Agradeço ao júri, nas pessoas de Sua Excelência Reverendíssima, D. João Lavrador, Cónego João Aguiar e Dr. José Luis Ramos Pinheiro (RR), Rev. P. António Vaz Pinto S.J., Doutor Guilherme d'Oliveira Martins e Professora Doutora Maria Teresa Dias Furtado, e Rev. P. José Tolentino Mendonça, a sua grande generosidade na outorga de um prémio com este enorme significado a uma pessoa que mais não tem feito do que cumprir o seu dever de cristão e de cidadão empenhado na vida da polis.
Agradeço por fim a todos os que me acompanham hoje a Fatima. Em primeiro lugar à minha pequena-grande igreja doméstica que comigo partilha, de perto, a peregrinação do Homo Viator: a minha mulher, os meus 13 filhos dos quais 11 conseguem estar aqui presentes, os meus 6 netos - a minha sobremesa da vida - dos quais tenho a grata representação de 3 dos residentes em Portugal. Depois, a prima Alberta companheira de todas as horas, os compadres e companheiros na Fé cujo testemunho de amiga fidelidade me ilumina e confere alento para continuar o justo combate sem desfalecimento.
1. ln memoriam do Rev. P. Manuel Antunes, patrono do prémio
1.1. Três coincidências, totalmente circunstanciais, mas com carregado simbolismo pessoal
A primeira é que a 9.ª edição do prémio é atribuída a um pai de 9 filhos.
Mas, presumo eu, a retio que preside à outorga deste galardão não se prende com desempenhos demográficos, no que, aliás, o mérito teria de ser partilhado com, diria até, principalmente titulado pela minha mulher, Maria do Rosário.
Permitam-me, de seguida, que assinale outra coincidência, esta bastante mais misteriosa: Manuel Antunes morre em 18 de Janeiro de 1985, com 66 anos e 2 meses, ou seja, exactamente com a minha idade. Não vejo nesta segunda coincidência nada de profético nem antevejo qualquer fatalidade superveniente a este prémio. Assinalo a coincidência etária essencialmente para apreciar o enorme legado que nos deixa Manuel Antunes, em pensamento e por escrito, testemunho vivo de uma vida de homem de cultura de rara densidade e permanente dedicação a Deus e à Pátria Lusa, os seus dois grandes e imorredoiros amores.
Mas, como diz o rifão popular, não há duas sem três.

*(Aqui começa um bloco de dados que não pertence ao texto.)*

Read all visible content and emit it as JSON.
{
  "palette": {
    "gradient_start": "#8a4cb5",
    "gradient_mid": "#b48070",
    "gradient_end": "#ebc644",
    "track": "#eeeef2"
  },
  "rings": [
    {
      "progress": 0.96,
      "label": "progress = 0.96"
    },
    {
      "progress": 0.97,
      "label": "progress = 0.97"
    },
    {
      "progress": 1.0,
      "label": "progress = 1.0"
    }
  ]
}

Fruto da imensa generosidade do saudoso P. Luis Archer pertenci ao Conselho Editorial da Brotéria durante cerca de uma década. Pois, Manuel Antunes realiza uma actividade editorial notável nesta mesma revista, a partir de 1965, quer como seu director durante cerca de 20 anos, quer como seu colaborador insigne - diz quem melhor detém as memórias da revista que se lhe devem números integralmente escritos pelo seu punho, sob 126 pseudónimos!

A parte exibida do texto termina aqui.